KNOXVILLE, Tenn. (WATE) — At least eight Tennessee children were recently hospitalized as part of an outbreak of E. coli infections following a school field trip.

E. coli is bacteria, the CDC explains. Many strains are harmless, but there are some that can make you sick. Among those is Shiga toxin-producing E. coli, the strain health officials have determined the children were exposed to during their field trip.

“The toxin causes two main things. So hemolysis, which is the H in hemolytic uremic syndrome, which is a breakdown of blood cells and also uremic syndrome, which is kidney damage,” said Suzanne Rybczynski, M.D., M.S.H.C.M., chief medical officer at East Tennessee Children’s Hospital.

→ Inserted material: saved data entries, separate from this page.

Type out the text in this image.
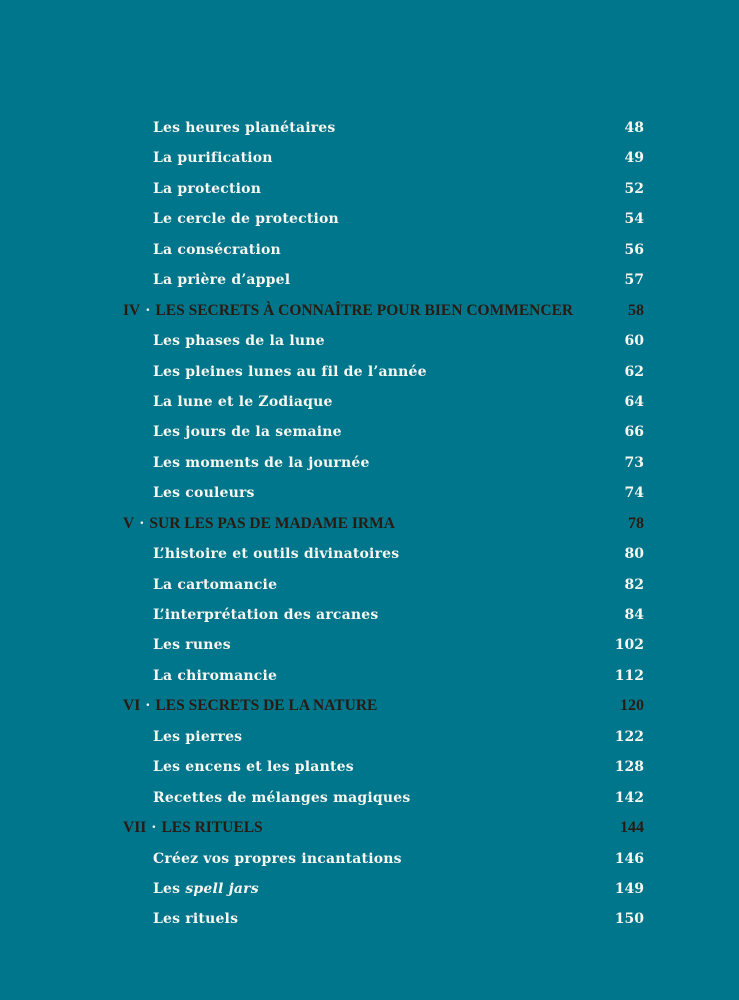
Les heures planétaires	48
La purification	49
La protection	52
Le cercle de protection	54
La consécration	56
La prière d’appel	57
IV · LES SECRETS À CONNAÎTRE POUR BIEN COMMENCER	58
Les phases de la lune	60
Les pleines lunes au fil de l’année	62
La lune et le Zodiaque	64
Les jours de la semaine	66
Les moments de la journée	73
Les couleurs	74
V · SUR LES PAS DE MADAME IRMA	78
L’histoire et outils divinatoires	80
La cartomancie	82
L’interprétation des arcanes	84
Les runes	102
La chiromancie	112
VI · LES SECRETS DE LA NATURE	120
Les pierres	122
Les encens et les plantes	128
Recettes de mélanges magiques	142
VII · LES RITUELS	144
Créez vos propres incantations	146
Les spell jars	149
Les rituels	150
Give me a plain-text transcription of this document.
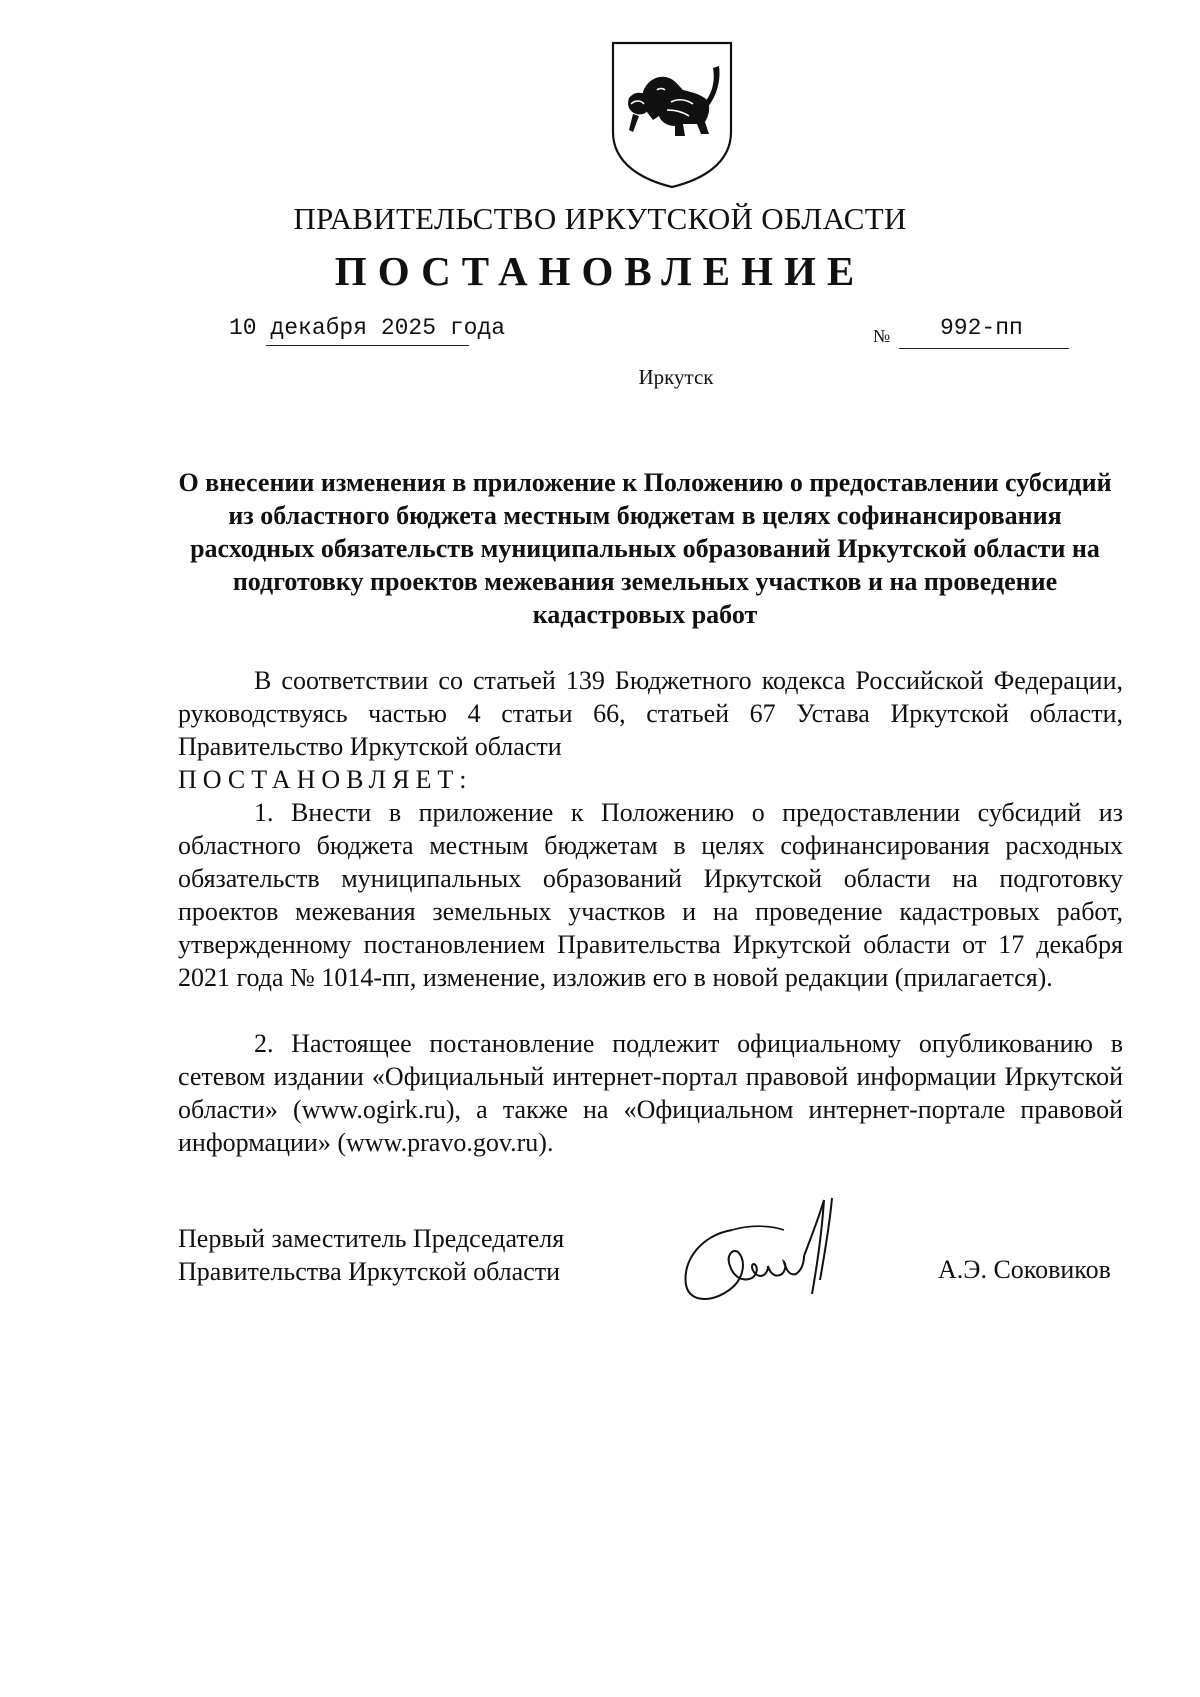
ПРАВИТЕЛЬСТВО ИРКУТСКОЙ ОБЛАСТИ
ПОСТАНОВЛЕНИЕ
10 декабря 2025 года	№ 992-пп
Иркутск
О внесении изменения в приложение к Положению о предоставлении субсидий из областного бюджета местным бюджетам в целях софинансирования расходных обязательств муниципальных образований Иркутской области на подготовку проектов межевания земельных участков и на проведение кадастровых работ
В соответствии со статьей 139 Бюджетного кодекса Российской Федерации, руководствуясь частью 4 статьи 66, статьей 67 Устава Иркутской области, Правительство Иркутской области
ПОСТАНОВЛЯЕТ:
1. Внести в приложение к Положению о предоставлении субсидий из областного бюджета местным бюджетам в целях софинансирования расходных обязательств муниципальных образований Иркутской области на подготовку проектов межевания земельных участков и на проведение кадастровых работ, утвержденному постановлением Правительства Иркутской области от 17 декабря 2021 года № 1014-пп, изменение, изложив его в новой редакции (прилагается).
2. Настоящее постановление подлежит официальному опубликованию в сетевом издании «Официальный интернет-портал правовой информации Иркутской области» (www.ogirk.ru), а также на «Официальном интернет-портале правовой информации» (www.pravo.gov.ru).
Первый заместитель Председателя
Правительства Иркутской области	А.Э. Соковиков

Several of the children were taken to East Tennessee Children’s Hospital in Knoxville for treatment. While she did not comment on their conditions, Rybczynski explained that severe E. coli can cause children to have severe diarrhea that’s often bloody with vomiting and a lot of abdominal pain.

“Once it’s diagnosed, antibiotics are not recommended and actually are detrimental. So really the care of those kids is supportive. So, if they need IV fluids they should get that. They need to be monitored for nutrition. If a kid does develop hemolytic uremic syndrome, they might end up in the hospital. They might end up in intensive care. And the kidney damage can be pretty severe, so they might end up needing dialysis, or they might actually need a blood transfusion,” said Rybczynski.

She went on to say that E. coli is typically spread through “a fecal-oral route”, which means food could have been contaminated during production or transportation, someone doesn’t wash their hands well, food wasn’t cooked well or milk wasn’t pasteurized, and the bacteria lives. It is very contagious and can lead to an outbreak.

“So, if you have a kid who has diarrhea or doesn’t realize that they have this infection brewing, they don’t wash their hands well. They touch things after going to the bathroom and then it kind of lives on surfaces. Another kid touches it, eats it, goes into their GI tract. So that’s how it’s typically spread,” said Rybczynski.

“The most important thing is to wash your hands a lot,” she added. “Sanitize your areas where you have food and you’re cooking. Make sure you cook your food well to kill any bacteria that’s in there, not just E coli, but other things. And one of the other things is to avoid unpasteurized milk and cheeses.”